The confusingly-named Honomobo sends shipping container homes all across the Canadian Great White North, working one-on-one with their clients in an innovative and design-focused environment, helping them assemble a home that fits customer specifications. Notably, Honomobo boasts “local delivery and reassembly”; all of the containers they use can be comfortably picked up and carried around on trailers or flatbeds for ease of transit.
The manufacturers promise local delivery and assembly as part of their modus operandi; the company cleans and refits the containers in their main Alberta facility, then carry them to their destination via lift-and-load trailers.
Atomic Container Homes provides services in North America for a wide range of clients.
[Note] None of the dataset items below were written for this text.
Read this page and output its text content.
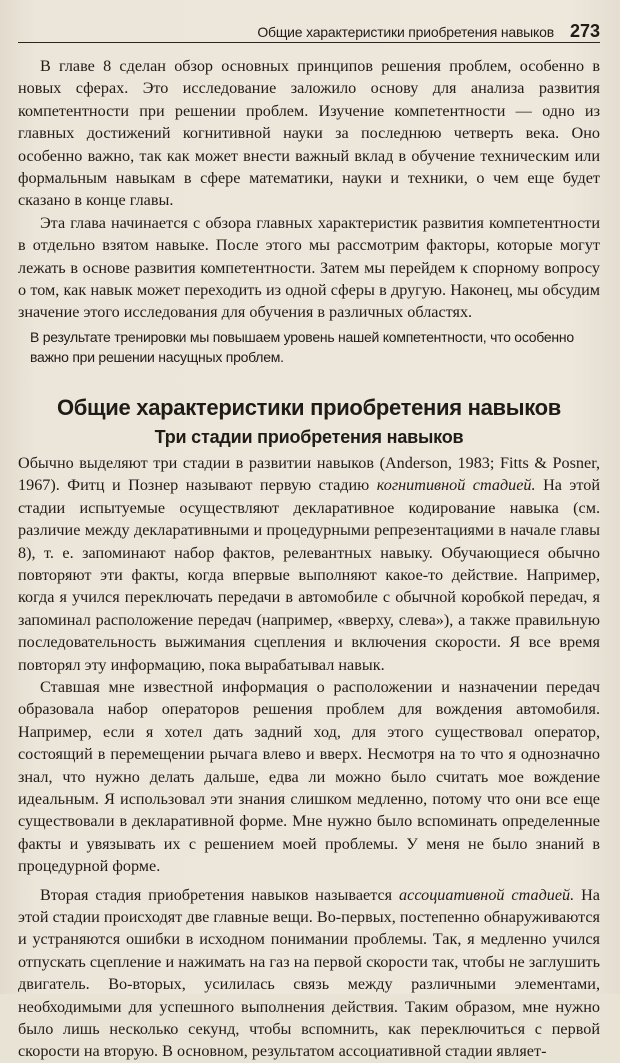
Общие характеристики приобретения навыков 273

В главе 8 сделан обзор основных принципов решения проблем, особенно в новых сферах. Это исследование заложило основу для анализа развития компетентности при решении проблем. Изучение компетентности — одно из главных достижений когнитивной науки за последнюю четверть века. Оно особенно важно, так как может внести важный вклад в обучение техническим или формальным навыкам в сфере математики, науки и техники, о чем еще будет сказано в конце главы.

Эта глава начинается с обзора главных характеристик развития компетентности в отдельно взятом навыке. После этого мы рассмотрим факторы, которые могут лежать в основе развития компетентности. Затем мы перейдем к спорному вопросу о том, как навык может переходить из одной сферы в другую. Наконец, мы обсудим значение этого исследования для обучения в различных областях.

В результате тренировки мы повышаем уровень нашей компетентности, что особенно важно при решении насущных проблем.

Общие характеристики приобретения навыков
Три стадии приобретения навыков

Обычно выделяют три стадии в развитии навыков (Anderson, 1983; Fitts & Posner, 1967). Фитц и Познер называют первую стадию когнитивной стадией. На этой стадии испытуемые осуществляют декларативное кодирование навыка (см. различие между декларативными и процедурными репрезентациями в начале главы 8), т. е. запоминают набор фактов, релевантных навыку. Обучающиеся обычно повторяют эти факты, когда впервые выполняют какое-то действие. Например, когда я учился переключать передачи в автомобиле с обычной коробкой передач, я запоминал расположение передач (например, «вверху, слева»), а также правильную последовательность выжимания сцепления и включения скорости. Я все время повторял эту информацию, пока вырабатывал навык.

Ставшая мне известной информация о расположении и назначении передач образовала набор операторов решения проблем для вождения автомобиля. Например, если я хотел дать задний ход, для этого существовал оператор, состоящий в перемещении рычага влево и вверх. Несмотря на то что я однозначно знал, что нужно делать дальше, едва ли можно было считать мое вождение идеальным. Я использовал эти знания слишком медленно, потому что они все еще существовали в декларативной форме. Мне нужно было вспоминать определенные факты и увязывать их с решением моей проблемы. У меня не было знаний в процедурной форме.

Вторая стадия приобретения навыков называется ассоциативной стадией. На этой стадии происходят две главные вещи. Во-первых, постепенно обнаруживаются и устраняются ошибки в исходном понимании проблемы. Так, я медленно учился отпускать сцепление и нажимать на газ на первой скорости так, чтобы не заглушить двигатель. Во-вторых, усилилась связь между различными элементами, необходимыми для успешного выполнения действия. Таким образом, мне нужно было лишь несколько секунд, чтобы вспомнить, как переключиться с первой скорости на вторую. В основном, результатом ассоциативной стадии являет-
Shipping containers are just one of their many specialties: in addition to providing portable container homes for their clients, they focus on socially-conscious projects such as providing affordable company housing for construction workers. Sustainability and portability remain key features of this company.
Compact, aesthetically-pleasing living doesn’t necessarily have to be beyond reach for the un-handymen among us; and as the container home trend continues to grow in size and prominence, it’s doubtless that more and more companies will jump on the gravy train – or trailer, as the case may be.